Example with HTTP Client (Python)#
Below is an example code snippet using the Triton Python HTTP client to create an inference request, using randomly generated data.
import numpy as np
from tritonclient.http import InferenceServerClient, InferInput, InferRequestedOutput
HOST = # Host IP
HTTP_PORT = # HTTP port
def make_example_data(
num_merchants=5,
num_users=7,
num_edges=3,
merchant_feature_dim=24,
user_feature_dim=13,
user_to_merchant_feature_dim=38,
nr_user_raw_attributes=2,
nr_merchant_raw_attributes=4,
nr_user_to_merchant_raw_attributes=6,
):
# Node features
x_merchant = np.random.randn(num_merchants, merchant_feature_dim).astype(np.float32)
x_user = np.random.randn(num_users, user_feature_dim).astype(np.float32)
# shap flag and node feature masks
compute_shap = np.array([True], dtype=np.bool_)
feature_mask_merchant = np.random.randint(
0, nr_merchant_raw_attributes, size=(merchant_feature_dim,), dtype=np.int32
)
feature_mask_user = np.random.randint(
0, nr_user_raw_attributes, size=(user_feature_dim,), dtype=np.int32
)
# edges: index [2, num_edges] and attributes [num_edges, user_to_merchant_feature_dim]
edge_index_user_to_merchant = np.vstack(
[
np.random.randint(0, num_users, size=(num_edges,)),
np.random.randint(0, num_merchants, size=(num_edges,)),
]
).astype(np.int64)
# edge features
edge_attr_user_to_merchant = np.random.randn(
num_edges, user_to_merchant_feature_dim
).astype(np.float32)
# edge feature mask,
feature_mask_user_to_merchant = np.random.randint(
0,
nr_user_to_merchant_raw_attributes,
size=(user_to_merchant_feature_dim,),
dtype=np.int32,
)
return {
"x_merchant": x_merchant,
"x_user": x_user,
"COMPUTE_SHAP": compute_shap,
"feature_mask_merchant": feature_mask_merchant,
"feature_mask_user": feature_mask_user,
"edge_index_user_to_merchant": edge_index_user_to_merchant,
"edge_attr_user_to_merchant": edge_attr_user_to_merchant,
"edge_feature_mask_user_to_merchant": feature_mask_user_to_merchant,
}
def prepare_and_send_inference_request(data):
# Connect to Triton
client = httpclient.InferenceServerClient(url=f"{HOST}:{HTTP_PORT}")
# Prepare Inputs
inputs = []
def _add_input(name, arr, dtype):
inp = InferInput(name, arr.shape, datatype=dtype)

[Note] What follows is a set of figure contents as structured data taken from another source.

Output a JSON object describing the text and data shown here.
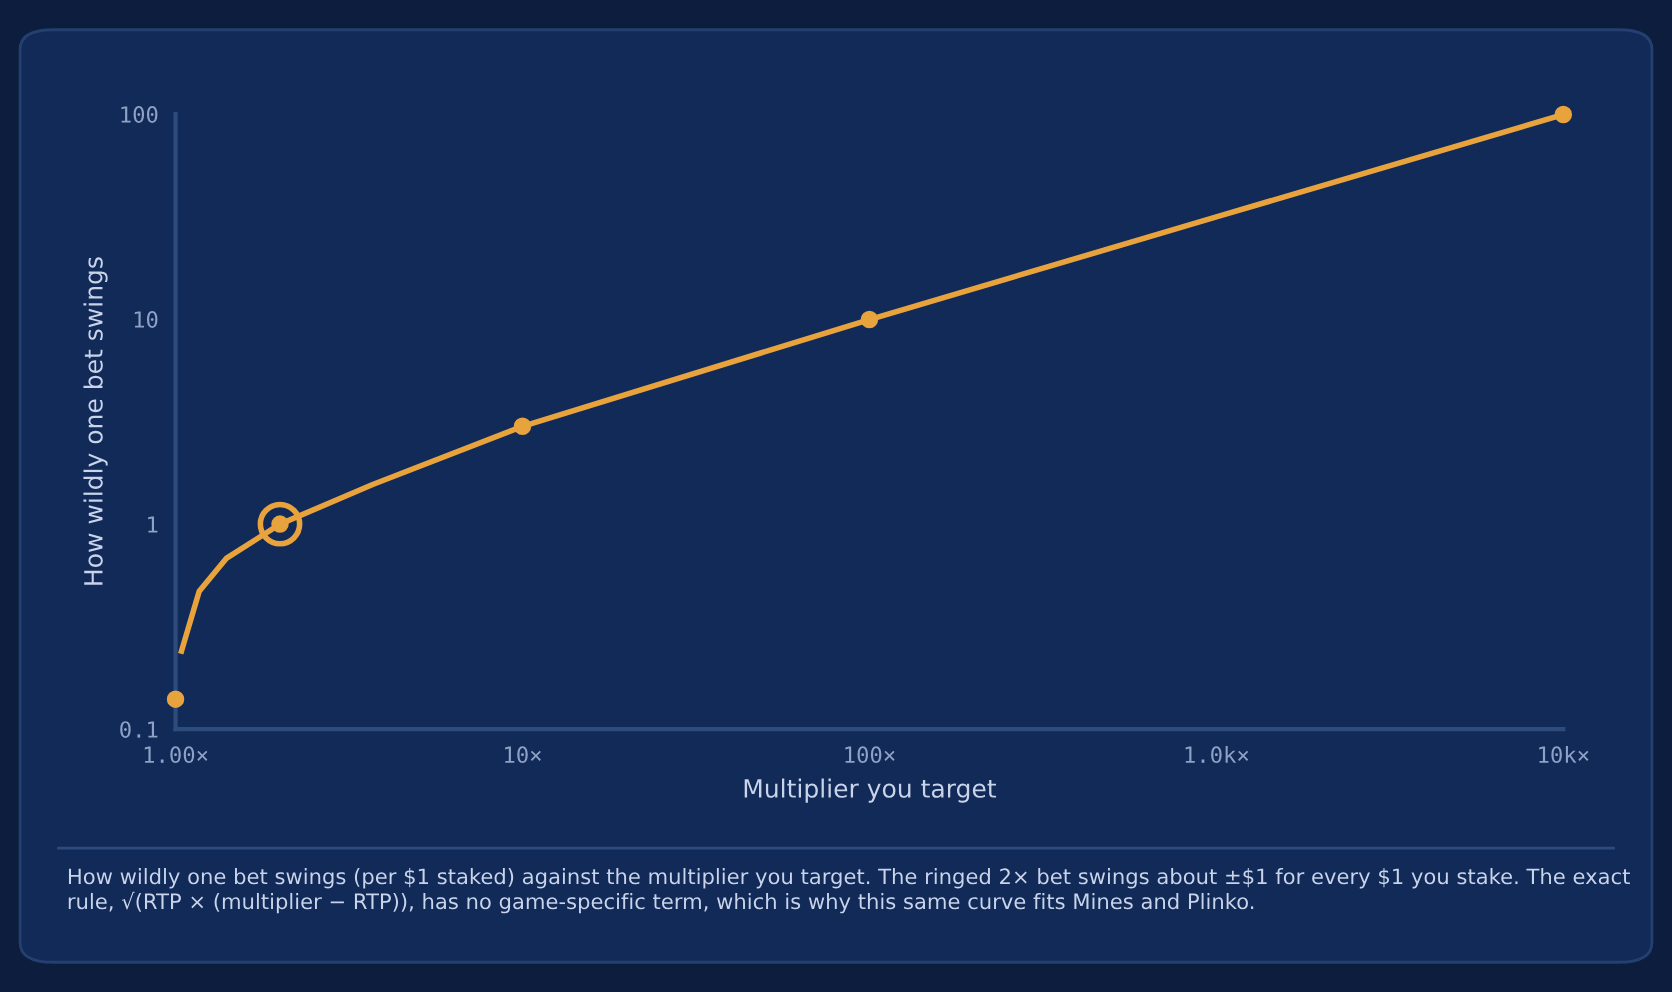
{
  "chart_data": {
    "type": "line",
    "xlabel": "Multiplier you target",
    "ylabel": "How wildly one bet swings",
    "log": "xy",
    "grid": false,
    "xlim": [
      1,
      10000
    ],
    "ylim": [
      0.1,
      100
    ],
    "xticks": [
      {
        "value": 1,
        "label": "1.00×"
      },
      {
        "value": 10,
        "label": "10×"
      },
      {
        "value": 100,
        "label": "100×"
      },
      {
        "value": 1000,
        "label": "1.0k×"
      },
      {
        "value": 10000,
        "label": "10k×"
      }
    ],
    "yticks": [
      0.1,
      1,
      10,
      100
    ],
    "series": [
      {
        "color": "#e8a33d",
        "marker": "none",
        "x": [
          1.04,
          1.17,
          1.4,
          2,
          3.7,
          10,
          100,
          1000,
          10000
        ],
        "values": [
          0.24,
          0.47,
          0.68,
          1,
          1.56,
          3,
          9.95,
          31.5,
          99.5
        ]
      },
      {
        "type": "scatter",
        "color": "#e8a33d",
        "marker": "circle",
        "x": [
          1,
          2,
          10,
          100,
          10000
        ],
        "values": [
          0.14,
          1,
          3,
          9.95,
          99.5
        ]
      },
      {
        "type": "bubble",
        "color": "#e8a33d",
        "x": [
          2
        ],
        "values": [
          1
        ],
        "sizes": [
          1
        ]
      }
    ],
    "annotations": [
      "How wildly one bet swings (per $1 staked) against the multiplier you target. The ringed 2× bet swings about ±$1 for every $1 you stake. The exact rule, √(RTP × (multiplier − RTP)), has no game-specific term, which is why this same curve fits Mines and Plinko."
    ]
  }
}
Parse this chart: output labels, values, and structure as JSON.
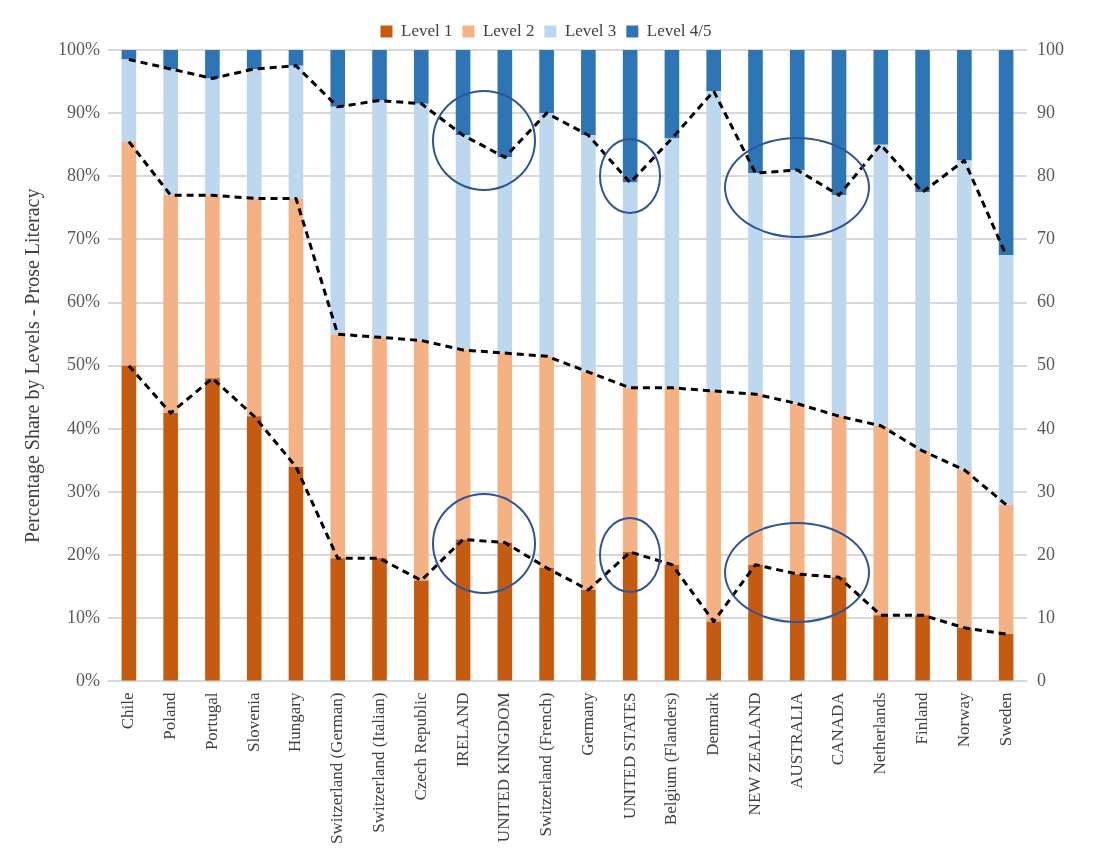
{
  "chart_data": {
    "type": "bar",
    "stacked": true,
    "ylabel": "Percentage Share by Levels - Prose Literacy",
    "categories": [
      "Chile",
      "Poland",
      "Portugal",
      "Slovenia",
      "Hungary",
      "Switzerland (German)",
      "Switzerland (Italian)",
      "Czech Republic",
      "IRELAND",
      "UNITED KINGDOM",
      "Switzerland (French)",
      "Germany",
      "UNITED STATES",
      "Belgium (Flanders)",
      "Denmark",
      "NEW ZEALAND",
      "AUSTRALIA",
      "CANADA",
      "Netherlands",
      "Finland",
      "Norway",
      "Sweden"
    ],
    "series": [
      {
        "name": "Level 1",
        "color": "#c55a11",
        "values": [
          50,
          42.5,
          48,
          42,
          34,
          19.5,
          19.5,
          16,
          22.5,
          22,
          18,
          14.5,
          20.5,
          18.5,
          9.5,
          18.5,
          17,
          16.5,
          10.5,
          10.5,
          8.5,
          7.5
        ]
      },
      {
        "name": "Level 2",
        "color": "#f4b183",
        "values": [
          35.5,
          34.5,
          29,
          34.5,
          42.5,
          35.5,
          35,
          38,
          30,
          30,
          33.5,
          34.5,
          26,
          28,
          36.5,
          27,
          27,
          25.5,
          30,
          26,
          25,
          20.5
        ]
      },
      {
        "name": "Level 3",
        "color": "#bdd7ee",
        "values": [
          13,
          20,
          18.5,
          20.5,
          21,
          36,
          37.5,
          37.5,
          34,
          31,
          38.5,
          37.5,
          32.5,
          39.5,
          47.5,
          35,
          37,
          35,
          44.5,
          41,
          49,
          39.5
        ]
      },
      {
        "name": "Level 4/5",
        "color": "#2e75b6",
        "values": [
          1.5,
          3,
          4.5,
          3,
          2.5,
          9,
          8,
          8.5,
          13.5,
          17,
          10,
          13.5,
          21,
          14,
          6.5,
          19.5,
          19,
          23,
          15,
          22.5,
          17.5,
          32.5
        ]
      },
      {
        "type": "line",
        "axis": "y2",
        "color": "#000000",
        "line_style": "dashed",
        "marker": "none",
        "values": [
          50,
          42.5,
          48,
          42,
          34,
          19.5,
          19.5,
          16,
          22.5,
          22,
          18,
          14.5,
          20.5,
          18.5,
          9.5,
          18.5,
          17,
          16.5,
          10.5,
          10.5,
          8.5,
          7.5
        ]
      },
      {
        "type": "line",
        "axis": "y2",
        "color": "#000000",
        "line_style": "dashed",
        "marker": "none",
        "values": [
          85.5,
          77,
          77,
          76.5,
          76.5,
          55,
          54.5,
          54,
          52.5,
          52,
          51.5,
          49,
          46.5,
          46.5,
          46,
          45.5,
          44,
          42,
          40.5,
          36.5,
          33.5,
          28
        ]
      },
      {
        "type": "line",
        "axis": "y2",
        "color": "#000000",
        "line_style": "dashed",
        "marker": "none",
        "values": [
          98.5,
          97,
          95.5,
          97,
          97.5,
          91,
          92,
          91.5,
          86.5,
          83,
          90,
          86.5,
          79,
          86,
          93.5,
          80.5,
          81,
          77,
          85,
          77.5,
          82.5,
          67.5
        ]
      }
    ],
    "ylim": [
      0,
      100
    ],
    "yticks": [
      {
        "value": 0,
        "label": "0%"
      },
      {
        "value": 10,
        "label": "10%"
      },
      {
        "value": 20,
        "label": "20%"
      },
      {
        "value": 30,
        "label": "30%"
      },
      {
        "value": 40,
        "label": "40%"
      },
      {
        "value": 50,
        "label": "50%"
      },
      {
        "value": 60,
        "label": "60%"
      },
      {
        "value": 70,
        "label": "70%"
      },
      {
        "value": 80,
        "label": "80%"
      },
      {
        "value": 90,
        "label": "90%"
      },
      {
        "value": 100,
        "label": "100%"
      }
    ],
    "y2lim": [
      0,
      100
    ],
    "y2ticks": [
      0,
      10,
      20,
      30,
      40,
      50,
      60,
      70,
      80,
      90,
      100
    ],
    "grid": "y",
    "legend": "top"
  }
}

inp.set_data_from_numpy(arr)
inputs.append(inp)
for key, value in data.items():
if key.startswith("x_"):
dtype = "FP32"
elif key.startswith("feature_mask_"):
dtype = "INT32"
elif key.startswith("edge_feature_mask_"):
dtype = "INT32"
elif key.startswith("edge_index_"):
dtype = "INT64"
elif key.startswith("edge_attr_"):
dtype = "FP32"
elif key == "COMPUTE_SHAP":
dtype = "BOOL"
else:
continue # skip things we don't care about
_add_input(key, value, dtype)
# Outputs
outputs = [InferRequestedOutput("PREDICTION")]
for key in data:
if key.startswith("x_"):
node = key[len("x_") :] # extract node name
outputs.append(InferRequestedOutput(f"shap_values_{node}"))

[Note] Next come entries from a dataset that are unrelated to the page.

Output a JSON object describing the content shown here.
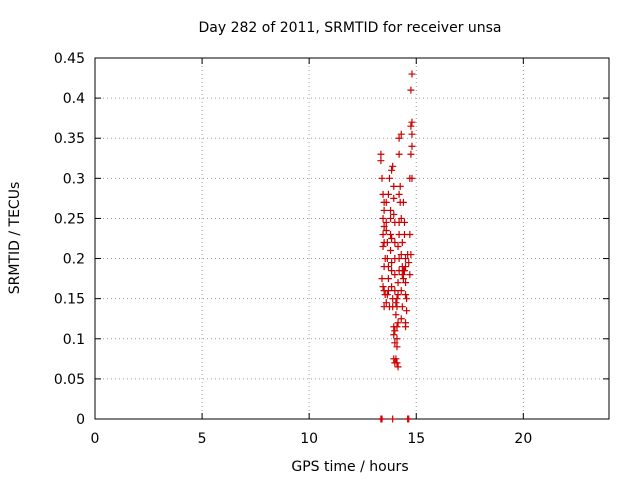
{
  "chart_data": {
    "type": "scatter",
    "title": "Day 282 of 2011, SRMTID for receiver unsa",
    "xlabel": "GPS time / hours",
    "ylabel": "SRMTID / TECUs",
    "xlim": [
      0,
      24
    ],
    "ylim": [
      0,
      0.45
    ],
    "xticks": [
      0,
      5,
      10,
      15,
      20
    ],
    "yticks": [
      0,
      0.05,
      0.1,
      0.15,
      0.2,
      0.25,
      0.3,
      0.35,
      0.4,
      0.45
    ],
    "xtick_labels": [
      "0",
      "5",
      "10",
      "15",
      "20"
    ],
    "ytick_labels": [
      "0",
      "0.05",
      "0.1",
      "0.15",
      "0.2",
      "0.25",
      "0.3",
      "0.35",
      "0.4",
      "0.45"
    ],
    "grid": true,
    "marker": "+",
    "color": "#cc0000",
    "series": [
      {
        "name": "SRMTID",
        "points": [
          [
            13.35,
            0.0
          ],
          [
            13.4,
            0.0
          ],
          [
            13.9,
            0.0
          ],
          [
            14.6,
            0.0
          ],
          [
            14.65,
            0.0
          ],
          [
            13.35,
            0.33
          ],
          [
            13.35,
            0.322
          ],
          [
            13.4,
            0.3
          ],
          [
            13.45,
            0.28
          ],
          [
            13.5,
            0.27
          ],
          [
            13.5,
            0.26
          ],
          [
            13.45,
            0.25
          ],
          [
            13.5,
            0.24
          ],
          [
            13.45,
            0.23
          ],
          [
            13.5,
            0.22
          ],
          [
            13.45,
            0.215
          ],
          [
            13.55,
            0.2
          ],
          [
            13.5,
            0.19
          ],
          [
            13.4,
            0.175
          ],
          [
            13.45,
            0.165
          ],
          [
            13.5,
            0.16
          ],
          [
            13.55,
            0.155
          ],
          [
            13.5,
            0.14
          ],
          [
            13.6,
            0.145
          ],
          [
            13.6,
            0.27
          ],
          [
            13.6,
            0.245
          ],
          [
            13.6,
            0.235
          ],
          [
            13.65,
            0.22
          ],
          [
            13.65,
            0.2
          ],
          [
            13.7,
            0.19
          ],
          [
            13.7,
            0.175
          ],
          [
            13.7,
            0.16
          ],
          [
            13.65,
            0.155
          ],
          [
            13.75,
            0.14
          ],
          [
            13.7,
            0.28
          ],
          [
            13.75,
            0.3
          ],
          [
            13.8,
            0.26
          ],
          [
            13.8,
            0.25
          ],
          [
            13.8,
            0.23
          ],
          [
            13.85,
            0.225
          ],
          [
            13.8,
            0.21
          ],
          [
            13.85,
            0.195
          ],
          [
            13.85,
            0.185
          ],
          [
            13.85,
            0.165
          ],
          [
            13.9,
            0.15
          ],
          [
            13.9,
            0.14
          ],
          [
            13.85,
            0.31
          ],
          [
            13.9,
            0.315
          ],
          [
            13.95,
            0.29
          ],
          [
            13.95,
            0.275
          ],
          [
            13.95,
            0.255
          ],
          [
            14.0,
            0.245
          ],
          [
            14.0,
            0.22
          ],
          [
            14.0,
            0.2
          ],
          [
            14.0,
            0.18
          ],
          [
            14.0,
            0.16
          ],
          [
            14.05,
            0.145
          ],
          [
            14.05,
            0.13
          ],
          [
            13.95,
            0.115
          ],
          [
            14.0,
            0.11
          ],
          [
            13.95,
            0.105
          ],
          [
            14.0,
            0.095
          ],
          [
            13.95,
            0.075
          ],
          [
            14.0,
            0.07
          ],
          [
            14.05,
            0.075
          ],
          [
            14.1,
            0.07
          ],
          [
            14.15,
            0.065
          ],
          [
            14.1,
            0.09
          ],
          [
            14.1,
            0.1
          ],
          [
            14.1,
            0.115
          ],
          [
            14.15,
            0.12
          ],
          [
            14.1,
            0.14
          ],
          [
            14.1,
            0.15
          ],
          [
            14.15,
            0.155
          ],
          [
            14.15,
            0.17
          ],
          [
            14.2,
            0.185
          ],
          [
            14.2,
            0.2
          ],
          [
            14.15,
            0.215
          ],
          [
            14.2,
            0.23
          ],
          [
            14.2,
            0.245
          ],
          [
            14.25,
            0.27
          ],
          [
            14.2,
            0.28
          ],
          [
            14.25,
            0.29
          ],
          [
            14.2,
            0.33
          ],
          [
            14.2,
            0.35
          ],
          [
            14.3,
            0.355
          ],
          [
            14.3,
            0.25
          ],
          [
            14.35,
            0.22
          ],
          [
            14.3,
            0.205
          ],
          [
            14.35,
            0.19
          ],
          [
            14.35,
            0.18
          ],
          [
            14.4,
            0.175
          ],
          [
            14.4,
            0.185
          ],
          [
            14.3,
            0.16
          ],
          [
            14.35,
            0.14
          ],
          [
            14.4,
            0.27
          ],
          [
            14.45,
            0.245
          ],
          [
            14.45,
            0.23
          ],
          [
            14.5,
            0.2
          ],
          [
            14.45,
            0.185
          ],
          [
            14.5,
            0.19
          ],
          [
            14.5,
            0.17
          ],
          [
            14.5,
            0.155
          ],
          [
            14.55,
            0.15
          ],
          [
            14.55,
            0.135
          ],
          [
            14.5,
            0.115
          ],
          [
            14.5,
            0.12
          ],
          [
            14.3,
            0.125
          ],
          [
            14.6,
            0.205
          ],
          [
            14.65,
            0.195
          ],
          [
            14.7,
            0.23
          ],
          [
            14.75,
            0.33
          ],
          [
            14.8,
            0.34
          ],
          [
            14.75,
            0.365
          ],
          [
            14.8,
            0.37
          ],
          [
            14.8,
            0.355
          ],
          [
            14.7,
            0.3
          ],
          [
            14.8,
            0.3
          ],
          [
            14.75,
            0.41
          ],
          [
            14.8,
            0.43
          ],
          [
            14.75,
            0.205
          ],
          [
            14.7,
            0.18
          ]
        ]
      }
    ]
  }
}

elif key.startswith("edge_attr_"):
edge_name = key[len("edge_attr_") :] # extract edge name
outputs.append(InferRequestedOutput(f"shap_values_{edge_name}"))
# Send request
model_name = "prediction_and_shapley"
response = client.infer(
model_name, inputs=inputs, request_id=str(1), outputs=outputs, timeout=3000
)
result = {}
# always include prediction
result["PREDICTION"] = response.as_numpy("PREDICTION")
# add shap values
for key in data:
if key.startswith("x_"):
node = key[len("x_") :] # e.g. "merchant", "user"
result[f"shap_values_{node}"] = response.as_numpy(f"shap_values_{node}")

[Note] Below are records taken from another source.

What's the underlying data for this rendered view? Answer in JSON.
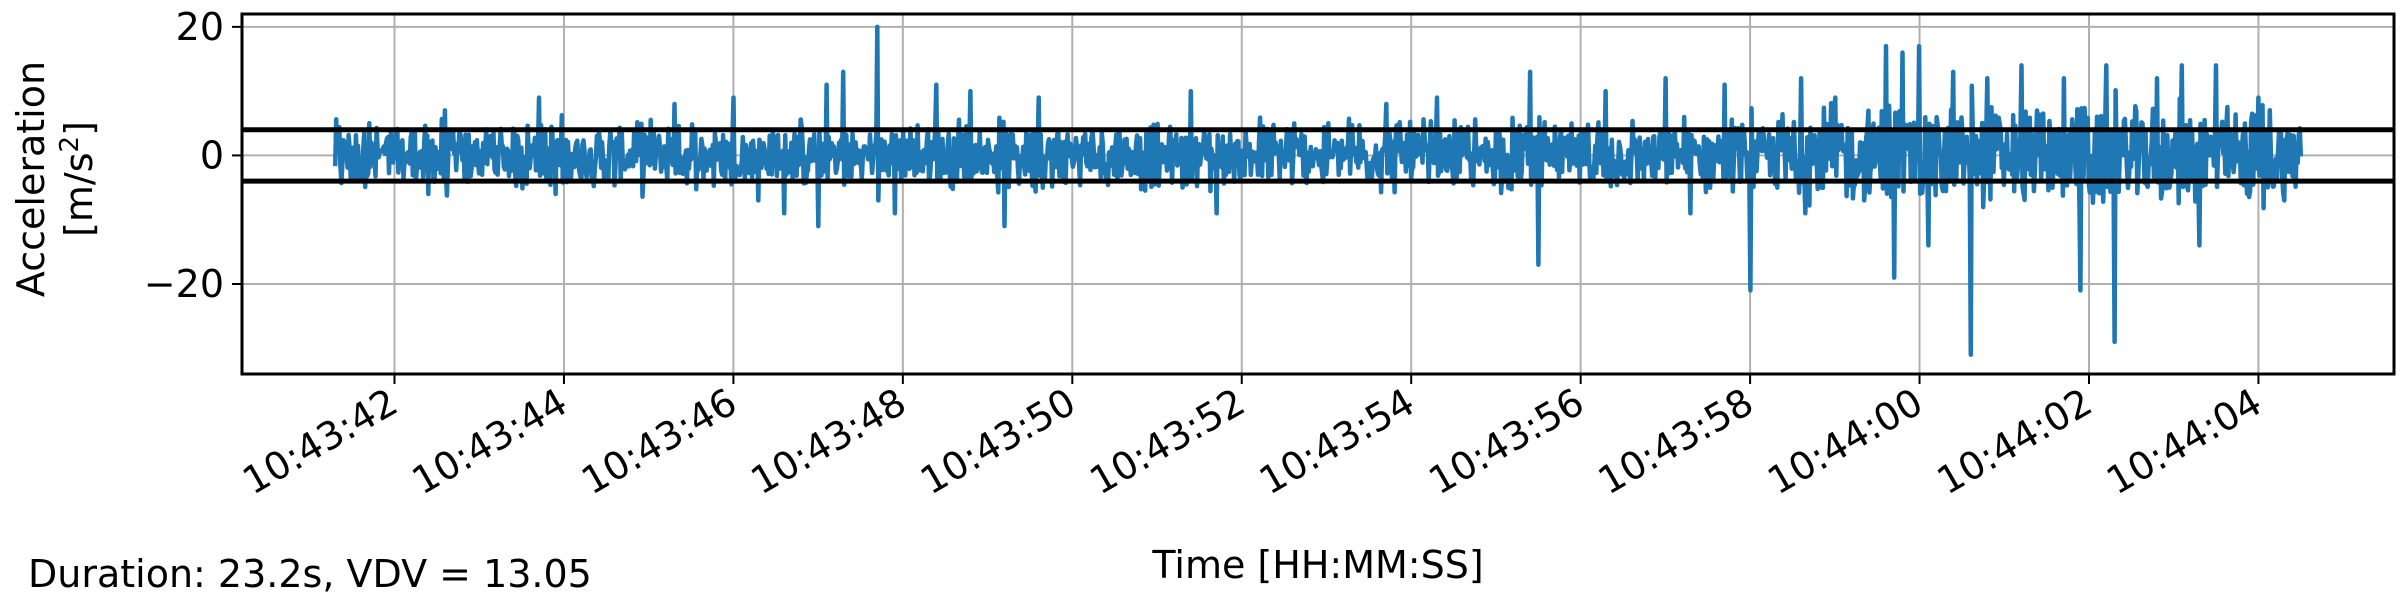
{
  "chart_data": {
    "type": "line",
    "xlabel": "Time [HH:MM:SS]",
    "ylabel_line1": "Acceleration",
    "ylabel_line2": "[m/s",
    "ylabel_sup": "2",
    "ylabel_close": "]",
    "x_start": "10:43:41.300",
    "x_end": "10:44:04.500",
    "xlim": [
      "10:43:40.2",
      "10:44:05.6"
    ],
    "ylim": [
      -34,
      22
    ],
    "x_ticks": [
      "10:43:42",
      "10:43:44",
      "10:43:46",
      "10:43:48",
      "10:43:50",
      "10:43:52",
      "10:43:54",
      "10:43:56",
      "10:43:58",
      "10:44:00",
      "10:44:02",
      "10:44:04"
    ],
    "y_ticks": [
      20,
      0,
      -20
    ],
    "y_tick_labels": [
      "20",
      "0",
      "−20"
    ],
    "grid": true,
    "threshold_lines": [
      4,
      -4
    ],
    "series": [
      {
        "color": "#1f77b4",
        "envelope_note_free": true,
        "peaks": [
          {
            "t": "10:43:41.70",
            "v": 5
          },
          {
            "t": "10:43:42.40",
            "v": -6
          },
          {
            "t": "10:43:42.60",
            "v": 7
          },
          {
            "t": "10:43:43.70",
            "v": 9
          },
          {
            "t": "10:43:43.90",
            "v": -6
          },
          {
            "t": "10:43:45.30",
            "v": 8
          },
          {
            "t": "10:43:46.00",
            "v": 9
          },
          {
            "t": "10:43:46.30",
            "v": -7
          },
          {
            "t": "10:43:46.60",
            "v": -9
          },
          {
            "t": "10:43:47.00",
            "v": -11
          },
          {
            "t": "10:43:47.10",
            "v": 11
          },
          {
            "t": "10:43:47.30",
            "v": 13
          },
          {
            "t": "10:43:47.70",
            "v": 20
          },
          {
            "t": "10:43:47.90",
            "v": -9
          },
          {
            "t": "10:43:48.40",
            "v": 11
          },
          {
            "t": "10:43:48.80",
            "v": 10
          },
          {
            "t": "10:43:49.20",
            "v": -11
          },
          {
            "t": "10:43:49.60",
            "v": 9
          },
          {
            "t": "10:43:51.40",
            "v": 10
          },
          {
            "t": "10:43:51.70",
            "v": -9
          },
          {
            "t": "10:43:53.70",
            "v": 8
          },
          {
            "t": "10:43:54.30",
            "v": 9
          },
          {
            "t": "10:43:55.40",
            "v": 13
          },
          {
            "t": "10:43:55.50",
            "v": -17
          },
          {
            "t": "10:43:56.30",
            "v": 10
          },
          {
            "t": "10:43:57.00",
            "v": 12
          },
          {
            "t": "10:43:57.30",
            "v": -9
          },
          {
            "t": "10:43:57.70",
            "v": 11
          },
          {
            "t": "10:43:58.00",
            "v": -21
          },
          {
            "t": "10:43:58.60",
            "v": 12
          },
          {
            "t": "10:43:59.00",
            "v": 9
          },
          {
            "t": "10:43:59.60",
            "v": 17
          },
          {
            "t": "10:43:59.70",
            "v": -19
          },
          {
            "t": "10:43:59.80",
            "v": 16
          },
          {
            "t": "10:44:00.00",
            "v": 17
          },
          {
            "t": "10:44:00.10",
            "v": -14
          },
          {
            "t": "10:44:00.40",
            "v": 13
          },
          {
            "t": "10:44:00.60",
            "v": -31
          },
          {
            "t": "10:44:00.80",
            "v": 12
          },
          {
            "t": "10:44:01.20",
            "v": 14
          },
          {
            "t": "10:44:01.70",
            "v": 12
          },
          {
            "t": "10:44:01.90",
            "v": -21
          },
          {
            "t": "10:44:02.20",
            "v": 14
          },
          {
            "t": "10:44:02.30",
            "v": -29
          },
          {
            "t": "10:44:02.80",
            "v": 12
          },
          {
            "t": "10:44:03.10",
            "v": 14
          },
          {
            "t": "10:44:03.30",
            "v": -14
          },
          {
            "t": "10:44:03.50",
            "v": 14
          },
          {
            "t": "10:44:04.00",
            "v": 9
          },
          {
            "t": "10:44:04.30",
            "v": -7
          }
        ]
      }
    ],
    "caption": "Duration: 23.2s, VDV = 13.05"
  }
}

if key.startswith("edge_attr_"):
edge_name = key[len("edge_attr_") :] # e.g. ("user" "to" "merchant")
result[f"shap_values_{edge_name}"] = response.as_numpy(
f"shap_values_{edge_name}"
)
return result
test_data = make_example_data()
compute_shap = True
result = prepare_and_send_inference_request(
test_data | {"COMPUTE_SHAP": np.array([compute_shap], dtype=np.bool_)}
)
Note that, the Triton Python client libraries (both HTTP and gRPC) simplify the process by handling serialization, but you can also send raw JSON payloads via REST API if needed.